Lesson #5 Be aware of the overconfidence of experts
Expert advice is like a bright light. It’s useful when pointed in the right direction. Otherwise, it could blind you completely. The coronavirus pandemic offers both leaders and citizens three lessons on how to make use of expert advice.
- Experts are often wrong, especially about the future. They also contradict each other, whether it’s about masks or surface cleaning or death rates. Different experts keep saying different things and in some cases the same expert said different things.
- Most experts don’t get the first lesson. They see how it applies to others but they don’t see how it applies to themselves. Before the pandemic strikes, authorities like WHO could have been quite candid about what they didn’t know. But when the widespread panic set in, they had a hard time admitting ‘we don’t know’.

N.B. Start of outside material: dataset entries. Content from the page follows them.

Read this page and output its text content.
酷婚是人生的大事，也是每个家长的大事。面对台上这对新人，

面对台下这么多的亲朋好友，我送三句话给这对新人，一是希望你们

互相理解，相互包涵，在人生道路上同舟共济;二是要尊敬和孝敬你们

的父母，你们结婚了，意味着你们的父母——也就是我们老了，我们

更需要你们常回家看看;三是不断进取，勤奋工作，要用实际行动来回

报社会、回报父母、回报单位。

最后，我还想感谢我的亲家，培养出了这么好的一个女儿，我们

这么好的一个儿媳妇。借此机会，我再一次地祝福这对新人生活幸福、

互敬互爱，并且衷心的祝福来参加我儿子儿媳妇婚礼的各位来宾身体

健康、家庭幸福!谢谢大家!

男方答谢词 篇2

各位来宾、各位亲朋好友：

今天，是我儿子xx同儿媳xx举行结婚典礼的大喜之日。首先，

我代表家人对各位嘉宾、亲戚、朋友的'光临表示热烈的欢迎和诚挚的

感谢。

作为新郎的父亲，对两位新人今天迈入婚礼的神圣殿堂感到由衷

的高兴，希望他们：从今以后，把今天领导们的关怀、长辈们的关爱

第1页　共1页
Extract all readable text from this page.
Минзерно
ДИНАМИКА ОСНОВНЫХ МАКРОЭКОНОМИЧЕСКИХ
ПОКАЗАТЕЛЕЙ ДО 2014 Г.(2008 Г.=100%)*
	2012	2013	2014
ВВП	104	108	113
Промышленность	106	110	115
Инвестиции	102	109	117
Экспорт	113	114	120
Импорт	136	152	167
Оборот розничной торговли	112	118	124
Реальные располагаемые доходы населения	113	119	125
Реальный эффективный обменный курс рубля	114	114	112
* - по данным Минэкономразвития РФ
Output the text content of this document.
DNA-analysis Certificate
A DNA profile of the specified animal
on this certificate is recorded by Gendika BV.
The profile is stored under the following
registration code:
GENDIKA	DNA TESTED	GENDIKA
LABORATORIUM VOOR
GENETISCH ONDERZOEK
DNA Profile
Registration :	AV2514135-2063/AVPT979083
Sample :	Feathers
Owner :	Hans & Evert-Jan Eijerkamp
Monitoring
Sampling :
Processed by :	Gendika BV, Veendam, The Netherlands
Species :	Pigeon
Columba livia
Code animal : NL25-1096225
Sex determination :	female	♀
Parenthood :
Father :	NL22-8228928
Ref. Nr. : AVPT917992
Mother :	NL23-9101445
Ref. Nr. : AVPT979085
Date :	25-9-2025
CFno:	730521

- Knowledge is different from wisdom. Most experts work in silos and their overconfidence in what they do often leaks, causing them to shut out everything outside their belief system. Experts have their place. But sometimes they need to be put in their place.
Lesson #6 Take traditional media cautiously
Even in the widespread panic, there were a few glimpses of positivity in the mainstream media. Still the incentives of the media to instill fear into the public loomed large. If there’s one thing we learnt about the mainstream media, it’s that we don’t have to be carried along by fear mongering, which can change from week to week, or day to day even. People could see that hospitals were not overrun, in fact many were mostly empty. The ventilators were not running out and healthcare workers were not dying for the lack of protective equipment. And the president wasn’t cutting testing to hide the second wave of deaths. To fortify ourselves against the pandemic, that might remain a threat for a foreseeable future, we may just need to take everything from the media with a grain of salt.
Lesson #7 Make social media accountable
Content on social media platforms stirred up panic even more. But so did the platforms themselves. Facebook and YouTube validated official opinion and censored unapproved opinion even from genuine experts. Rather than providing open platforms for debate, they’ve become creepy protectors of the party line.
There’s one suggestion though that could help. Facebook, Twitter and other big players enjoy the legal status of neutral platforms. In this way, they’re like AT&T and Verizon, they’re not responsible for third-party content, so they can’t be held liable for any third-party commitments. If they are really neutral, that would have been fair. But they were not treating posts and tweets, the way AT&T and Verizon were treating phone calls. We’ve seen that over and over again.
So it turns out these firms have to make a choice: either act like neutral platforms and allow anyone to post anything that’s legal or lose the legal privilege of being treated like one. In the latter case, they would be treated like publishers, legally liable for everything that’s posted on their platforms. It seems quite obvious they’d prefer the advantage of neutrality.